For the West African Yoruba peoples, at the core of their traditional belief system is the mantra to "Live the Medicine." In simple terms it means the way you live your life, your actions, how you move in the world, these are the ways towards healing our community. That healing lives in the doing. In the cooking, the cleaning, the day-to-day life practices, the burping of babies and laughter between friends.
Our lives are the medicine our communities need.
When we hide our stories and histories, these wounds fester and become poisons that cripple and dysfunction generations to come. When we choose to live the process of the telling of these histories, work together to dialogue and actively dismantle the harmful practices that have derailed the lives of millions. When we do this, we are living the medicine of racial healing and racial justice.
When we live this type of medicine on a daily basis, our impact will transform the world around us . . . one day.

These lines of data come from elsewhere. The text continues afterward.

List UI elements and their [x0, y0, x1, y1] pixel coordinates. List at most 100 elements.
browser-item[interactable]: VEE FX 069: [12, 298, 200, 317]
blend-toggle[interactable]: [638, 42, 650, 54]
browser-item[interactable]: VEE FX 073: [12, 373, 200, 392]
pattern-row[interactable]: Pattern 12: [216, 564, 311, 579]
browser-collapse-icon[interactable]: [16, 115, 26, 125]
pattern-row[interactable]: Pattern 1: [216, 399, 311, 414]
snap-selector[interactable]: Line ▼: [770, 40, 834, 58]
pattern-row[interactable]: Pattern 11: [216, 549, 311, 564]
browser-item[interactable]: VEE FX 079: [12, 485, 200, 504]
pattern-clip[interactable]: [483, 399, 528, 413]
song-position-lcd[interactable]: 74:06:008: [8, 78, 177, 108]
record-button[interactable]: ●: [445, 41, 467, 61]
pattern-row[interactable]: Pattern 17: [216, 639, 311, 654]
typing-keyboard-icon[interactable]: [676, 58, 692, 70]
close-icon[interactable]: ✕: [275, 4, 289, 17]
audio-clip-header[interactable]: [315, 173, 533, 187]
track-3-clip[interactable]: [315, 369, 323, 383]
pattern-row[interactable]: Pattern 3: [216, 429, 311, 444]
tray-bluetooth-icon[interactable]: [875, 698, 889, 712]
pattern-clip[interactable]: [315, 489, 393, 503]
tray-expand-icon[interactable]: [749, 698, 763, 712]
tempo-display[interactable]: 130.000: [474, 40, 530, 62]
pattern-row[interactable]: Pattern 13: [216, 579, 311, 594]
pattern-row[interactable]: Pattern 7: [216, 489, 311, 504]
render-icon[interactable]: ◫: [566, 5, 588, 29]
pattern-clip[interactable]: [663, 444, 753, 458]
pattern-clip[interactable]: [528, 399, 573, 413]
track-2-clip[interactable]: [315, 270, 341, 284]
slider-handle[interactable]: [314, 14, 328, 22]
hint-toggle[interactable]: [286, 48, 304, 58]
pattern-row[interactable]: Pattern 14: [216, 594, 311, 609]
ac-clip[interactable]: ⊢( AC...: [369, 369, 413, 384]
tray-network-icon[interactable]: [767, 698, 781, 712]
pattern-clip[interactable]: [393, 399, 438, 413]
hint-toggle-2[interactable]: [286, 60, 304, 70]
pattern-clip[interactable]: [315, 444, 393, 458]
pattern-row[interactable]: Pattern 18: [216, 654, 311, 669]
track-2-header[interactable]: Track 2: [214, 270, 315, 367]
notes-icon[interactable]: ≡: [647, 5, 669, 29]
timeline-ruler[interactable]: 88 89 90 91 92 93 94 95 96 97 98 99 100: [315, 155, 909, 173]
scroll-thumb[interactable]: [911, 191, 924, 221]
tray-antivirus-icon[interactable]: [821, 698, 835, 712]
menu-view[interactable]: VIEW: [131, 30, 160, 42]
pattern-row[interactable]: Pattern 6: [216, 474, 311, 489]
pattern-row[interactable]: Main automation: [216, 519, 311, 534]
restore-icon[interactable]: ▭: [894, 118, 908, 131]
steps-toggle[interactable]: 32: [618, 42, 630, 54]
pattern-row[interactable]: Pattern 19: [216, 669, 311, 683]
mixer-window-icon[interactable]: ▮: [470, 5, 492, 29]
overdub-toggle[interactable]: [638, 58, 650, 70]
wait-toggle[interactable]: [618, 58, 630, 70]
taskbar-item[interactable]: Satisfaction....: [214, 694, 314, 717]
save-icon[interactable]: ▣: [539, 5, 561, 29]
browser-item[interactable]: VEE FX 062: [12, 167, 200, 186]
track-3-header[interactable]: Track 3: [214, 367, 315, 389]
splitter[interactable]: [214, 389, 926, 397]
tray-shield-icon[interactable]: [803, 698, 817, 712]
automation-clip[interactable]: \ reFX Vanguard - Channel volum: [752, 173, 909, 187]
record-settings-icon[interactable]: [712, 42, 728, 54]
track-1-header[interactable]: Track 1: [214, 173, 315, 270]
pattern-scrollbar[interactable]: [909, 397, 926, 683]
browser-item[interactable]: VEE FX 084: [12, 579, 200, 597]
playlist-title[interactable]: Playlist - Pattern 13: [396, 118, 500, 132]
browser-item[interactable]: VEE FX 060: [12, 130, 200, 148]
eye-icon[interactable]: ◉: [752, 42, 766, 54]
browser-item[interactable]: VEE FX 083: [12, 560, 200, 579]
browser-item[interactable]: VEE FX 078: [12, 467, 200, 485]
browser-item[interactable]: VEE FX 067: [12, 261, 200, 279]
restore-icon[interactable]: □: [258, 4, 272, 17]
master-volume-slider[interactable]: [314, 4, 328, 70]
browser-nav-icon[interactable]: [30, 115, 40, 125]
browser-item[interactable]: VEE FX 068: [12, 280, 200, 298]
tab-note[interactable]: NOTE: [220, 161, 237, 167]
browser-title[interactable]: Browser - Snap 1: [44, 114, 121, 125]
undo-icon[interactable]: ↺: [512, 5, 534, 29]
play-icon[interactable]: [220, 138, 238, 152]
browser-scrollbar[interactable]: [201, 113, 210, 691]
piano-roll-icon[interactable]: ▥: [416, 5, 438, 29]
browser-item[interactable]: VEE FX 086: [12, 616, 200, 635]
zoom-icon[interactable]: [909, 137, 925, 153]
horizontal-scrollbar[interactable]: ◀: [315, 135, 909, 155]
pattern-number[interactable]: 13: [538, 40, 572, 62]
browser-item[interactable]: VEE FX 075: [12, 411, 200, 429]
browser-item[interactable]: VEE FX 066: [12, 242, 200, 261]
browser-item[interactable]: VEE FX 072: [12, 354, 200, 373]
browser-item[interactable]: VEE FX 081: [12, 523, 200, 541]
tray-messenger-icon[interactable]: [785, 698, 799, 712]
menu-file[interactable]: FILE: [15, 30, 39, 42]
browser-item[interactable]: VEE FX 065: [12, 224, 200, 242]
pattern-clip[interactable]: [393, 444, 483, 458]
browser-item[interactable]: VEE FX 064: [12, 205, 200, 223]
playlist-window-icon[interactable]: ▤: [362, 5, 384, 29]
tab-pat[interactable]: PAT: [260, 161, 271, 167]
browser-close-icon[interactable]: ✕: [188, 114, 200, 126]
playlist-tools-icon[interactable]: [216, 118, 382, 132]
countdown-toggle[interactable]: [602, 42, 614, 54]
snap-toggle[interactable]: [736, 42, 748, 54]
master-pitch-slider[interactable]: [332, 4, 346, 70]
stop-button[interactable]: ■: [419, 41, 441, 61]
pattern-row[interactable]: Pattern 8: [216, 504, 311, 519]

I recently had a community organizing training by bad a** national organizer Don Washington. It was monumental in many ways, but primarily because it helped me to see the work we do from new eyes and new perspectives. At the end of the 3 week intensive training, he made one comment to this room of folks that cut across all race, ethnic, age, and class lines that rang true to me more than any other during the training.
"Look around you folks," he began. "Was this building possible 10 years ago?" We were in a new training facility built in the community about 5 years ago powered by grassroots activism."Was a class that looked like this possible 20 years ago? How about in the 1970's? The 1950's? The 1930's?" Yes, yes, maybe, hells no were the responses.
"Keep in mind that we are able to sit in this room with each other, because some time decades ago, someone could see and believed that this future was possible. People said it wasn't possible, but they believed."
So, why do we do this work? Because one day in a far off future, our direct efforts will lead to a society with more racial equity and healing, less anti-black prejudice where mothers are terrified to send their sons and daughters into a world that is designed to trap, derail and kill them.
But I also know that the only way to get there is to keep my eye on the prize; that I must believe in that future. Live the medicine by working for it EVERY . . . SINGLE . . .DAY.
So, the question for each of us is twofold. What is YOUR 100 year impact and how will YOU live the medicine, day-to-day, for the rest of your life?
Epilogue
The other day, Toni Battle, the fire ball of an organizer, community healer and champion of LQP in California introduced me virtually to the East Point Peace Academy.
I was mesmerized about their work and instantly began strategizing on how to find my way to the west coast. I went to their website and this is what I was greeted with, "Be a part of our 250 year workplan, learn more about our long term vision, and help peace to spread for generations to come."
100 years? D*mn! I've been thinking too small. Lol!